New Delhi, July 17: Numaligarh Refinery (NRL) has agreed to pick up 1 million standard cubic metres of gas per day from Oil India’s newly discovered field being developed in Assam.

The agreement was signed here between Bharat Petroleum (BPCL) chairman S. Behuria on behalf of NRL and OIL chairman R. K. Dutta. NRL is a subsidiary of BPCL.

The gas field is situated about 240 kms from NRL and the gas will be supplied through a pipeline by the state government-owned Assam Gas Supply Company. The gas is expected to start flowing to NRL by 2006.

NRL will use the gas for captive power generation and for its hydrogen plant. The gas will be a cheaper substitute for the 250,000-tonnes of naphtha that is currently being used.

Part of this surplus naphtha could be converted into petrol while the rest can be sold in the open market bringing in higher revenues for NRL.

NRL plans to set up a “reformer unit” at an investment of Rs 300 crore to convert naphtha into petrol.

OIL has an advantage that it will be able to sell its gas to a nearby unit at the market price. Gas from the older fields of ONGC and OIL can be sold only at regulated prices that are far below the market price. However, the government rules allowed public sector companies to sell gas from any new field that they discover at market prices. At present, only private companies get a market price for their gas.

Sources said that the exact price at which the gas from the OIL field will be sold is still being negotiated but it will be benchmarked to the price that private companies are currently getting for their gas.

OIL expects to produce another 2 million tonnes of gas per year from its new finds in Assam. However, it is reliably learnt that the gas struck in these new fields is methane, which can be made available only for power generation in the state and cannot be used as feedstock for a gas cracker plant.

The new finds will, therefore, have no impact on the feasibility of the gas cracker plant proposed for Assam, which would require ethane as a feedstock.
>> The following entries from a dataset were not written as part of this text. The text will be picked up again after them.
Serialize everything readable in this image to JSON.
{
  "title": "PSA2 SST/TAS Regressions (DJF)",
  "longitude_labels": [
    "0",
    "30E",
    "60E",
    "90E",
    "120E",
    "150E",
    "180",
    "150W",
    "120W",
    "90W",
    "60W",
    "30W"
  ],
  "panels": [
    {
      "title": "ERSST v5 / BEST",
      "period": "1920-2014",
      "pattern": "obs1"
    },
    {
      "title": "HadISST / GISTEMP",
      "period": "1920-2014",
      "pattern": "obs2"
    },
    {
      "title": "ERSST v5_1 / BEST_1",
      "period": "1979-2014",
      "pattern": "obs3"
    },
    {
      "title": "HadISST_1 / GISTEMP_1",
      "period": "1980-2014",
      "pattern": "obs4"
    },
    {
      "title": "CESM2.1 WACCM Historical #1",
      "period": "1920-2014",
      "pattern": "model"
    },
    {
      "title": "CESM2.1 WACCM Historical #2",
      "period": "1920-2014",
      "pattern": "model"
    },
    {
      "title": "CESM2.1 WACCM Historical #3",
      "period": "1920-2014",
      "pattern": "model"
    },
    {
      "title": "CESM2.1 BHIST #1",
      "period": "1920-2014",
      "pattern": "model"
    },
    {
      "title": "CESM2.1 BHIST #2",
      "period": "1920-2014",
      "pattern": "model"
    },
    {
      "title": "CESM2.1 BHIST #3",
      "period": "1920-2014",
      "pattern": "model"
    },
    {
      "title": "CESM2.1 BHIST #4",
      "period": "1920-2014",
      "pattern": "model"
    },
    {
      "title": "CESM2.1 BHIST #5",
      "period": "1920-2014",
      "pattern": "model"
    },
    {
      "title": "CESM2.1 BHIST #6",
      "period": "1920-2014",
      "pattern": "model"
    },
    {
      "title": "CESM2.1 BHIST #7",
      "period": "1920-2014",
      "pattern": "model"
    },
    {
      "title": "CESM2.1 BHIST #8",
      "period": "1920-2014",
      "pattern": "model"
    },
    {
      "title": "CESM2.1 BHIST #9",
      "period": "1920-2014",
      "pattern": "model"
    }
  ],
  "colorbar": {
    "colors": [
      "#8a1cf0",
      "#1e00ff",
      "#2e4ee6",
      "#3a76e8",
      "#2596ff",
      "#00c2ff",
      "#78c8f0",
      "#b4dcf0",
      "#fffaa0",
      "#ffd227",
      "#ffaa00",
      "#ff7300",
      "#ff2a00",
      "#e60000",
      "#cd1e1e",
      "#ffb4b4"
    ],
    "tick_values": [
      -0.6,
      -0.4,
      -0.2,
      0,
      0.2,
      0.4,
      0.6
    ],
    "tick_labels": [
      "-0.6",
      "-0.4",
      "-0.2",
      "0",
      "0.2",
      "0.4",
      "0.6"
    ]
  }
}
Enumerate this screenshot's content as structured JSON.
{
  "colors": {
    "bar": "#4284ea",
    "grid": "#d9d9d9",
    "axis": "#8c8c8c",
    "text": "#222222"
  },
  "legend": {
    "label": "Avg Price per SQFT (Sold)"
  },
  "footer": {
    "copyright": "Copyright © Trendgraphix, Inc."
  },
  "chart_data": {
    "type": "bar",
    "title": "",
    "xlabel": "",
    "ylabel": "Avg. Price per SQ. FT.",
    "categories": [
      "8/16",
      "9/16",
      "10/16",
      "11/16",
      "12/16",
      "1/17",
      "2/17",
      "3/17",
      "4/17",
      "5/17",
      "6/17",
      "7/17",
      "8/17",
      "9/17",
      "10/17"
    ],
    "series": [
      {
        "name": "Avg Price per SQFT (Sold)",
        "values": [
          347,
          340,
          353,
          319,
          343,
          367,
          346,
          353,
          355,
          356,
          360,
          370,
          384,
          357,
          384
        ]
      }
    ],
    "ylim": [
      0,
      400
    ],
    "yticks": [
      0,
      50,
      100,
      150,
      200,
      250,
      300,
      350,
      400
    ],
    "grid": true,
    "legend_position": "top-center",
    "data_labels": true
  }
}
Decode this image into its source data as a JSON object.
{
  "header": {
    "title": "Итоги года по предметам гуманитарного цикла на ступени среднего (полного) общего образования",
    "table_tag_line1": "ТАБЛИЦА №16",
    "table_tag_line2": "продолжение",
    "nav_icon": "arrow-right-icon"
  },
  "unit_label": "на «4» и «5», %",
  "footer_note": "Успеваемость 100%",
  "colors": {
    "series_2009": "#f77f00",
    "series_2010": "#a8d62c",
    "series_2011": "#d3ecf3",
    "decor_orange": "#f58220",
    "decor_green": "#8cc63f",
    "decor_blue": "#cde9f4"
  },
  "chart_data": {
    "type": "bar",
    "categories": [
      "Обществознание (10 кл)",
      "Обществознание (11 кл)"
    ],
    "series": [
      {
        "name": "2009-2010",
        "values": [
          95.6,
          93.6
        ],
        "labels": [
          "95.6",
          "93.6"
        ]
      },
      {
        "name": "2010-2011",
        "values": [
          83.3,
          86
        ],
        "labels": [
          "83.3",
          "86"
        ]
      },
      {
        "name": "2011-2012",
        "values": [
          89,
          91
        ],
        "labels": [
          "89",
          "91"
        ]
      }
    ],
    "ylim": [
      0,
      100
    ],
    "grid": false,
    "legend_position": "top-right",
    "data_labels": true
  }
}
A senior OIL official told The Telegraph that in another two years, the company will be able to provide an additional 5 to 10 million standard cubic metres per day (MMSCMD) of natural gas from the newly discovered fields. This includes the one trillion in-place reserves struck at Chandmari.

With the gas output of ONGC's Mumbai High fields falling, the oil companies are unable to meet the demand for gas in the country. The country has now started importing liquefied natural gas to fill this gap. However, this gas is more expensive than the domestic gas as it has to be first liquefied and imported on board costly cryogenic ships and regassified on arrival.